Monday, February 26, 2007

SICU

The pleasures of heaven are with me, and the pains of hell are with me,
The first I graft and increase upon myself....the latter I translate into a new tongue.


One of the frustrations with this rotation has been the fellow on our service. He has had little positive to say about my performance through the entirety of my time here, which would be fine if his criticisms were on point. But he will spend five minutes lecturing me on improving the organization of my presentation, just moments after interrupting me for the fifth time to ask the attending, or another student, about the last patient we saw. Now my speaking skills are not bad, but Demosthenes himself wouldn't be able to remain organized in this environment. At least the sea didn't change the subject of its interruption.

So today was awesome. We had a new attending, so we were going through a more complete presentation of each patient than normal. And one of our patients has elevated liver enzymes unexplained by any of the workup done so far. My (perhaps excessively thorough, for the ICU) classmate was presenting and threw into his schpiel a recent travel history to southern Asia, and the patient's doxycycline prophylaxis for malaria. The question was thrown out to the group. As the fellow scratched his head, I piped up "doxycycline can cause the elevated enzymes, or he could be demonstrating hepatic malaria infection." Both fellow and attending looked at me with new eyes, I felt. A "that's exactly right, excellent thought" comment later, and I didn't even mind knowing the next patient was mine and the interruptions would begin again.

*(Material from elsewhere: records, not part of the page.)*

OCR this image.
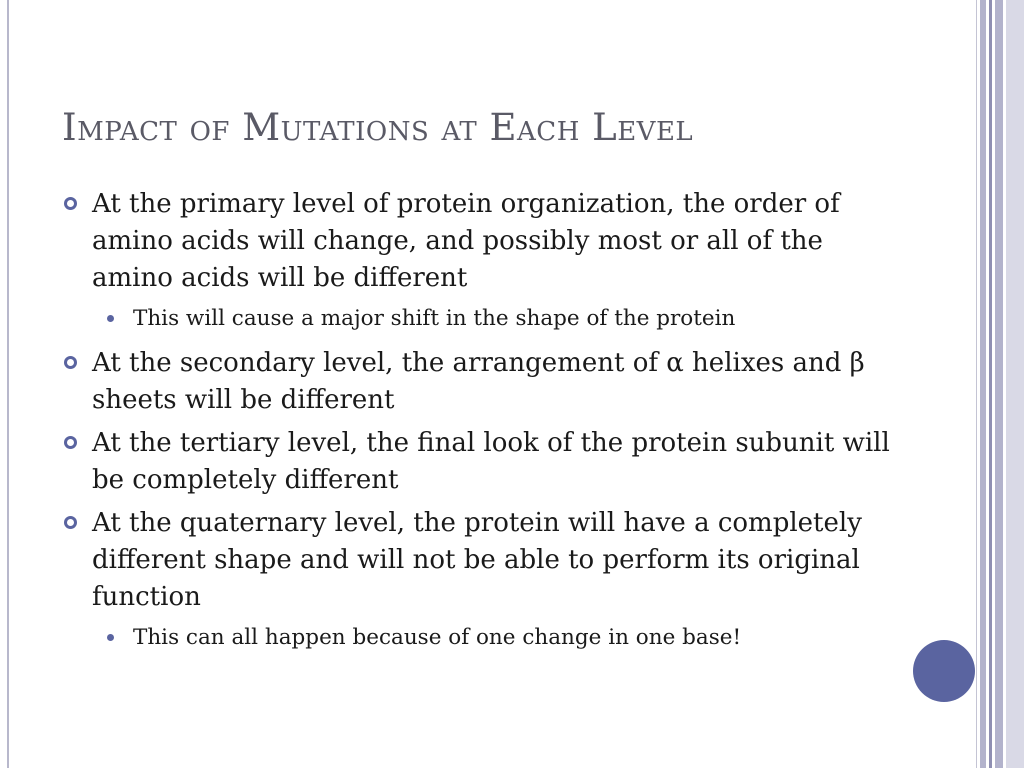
Impact of Mutations at Each Level
At the primary level of protein organization, the order of amino acids will change, and possibly most or all of the amino acids will be different
This will cause a major shift in the shape of the protein
At the secondary level, the arrangement of α helixes and β sheets will be different
At the tertiary level, the final look of the protein subunit will be completely different
At the quaternary level, the protein will have a completely different shape and will not be able to perform its original function
This can all happen because of one change in one base!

In honesty, he is a solid clinician, certainly more experienced than I, and in a way, his odd manners are forcing my own development as a physician. I am confronted with the problem of how best to present a patient clearly, concisely, and (most important) quickly. His off kilter questions require me to really know every lab value and its significance. While some of the residents are nicer, they can actually hinder that development without meaning to. A new tongue indeed.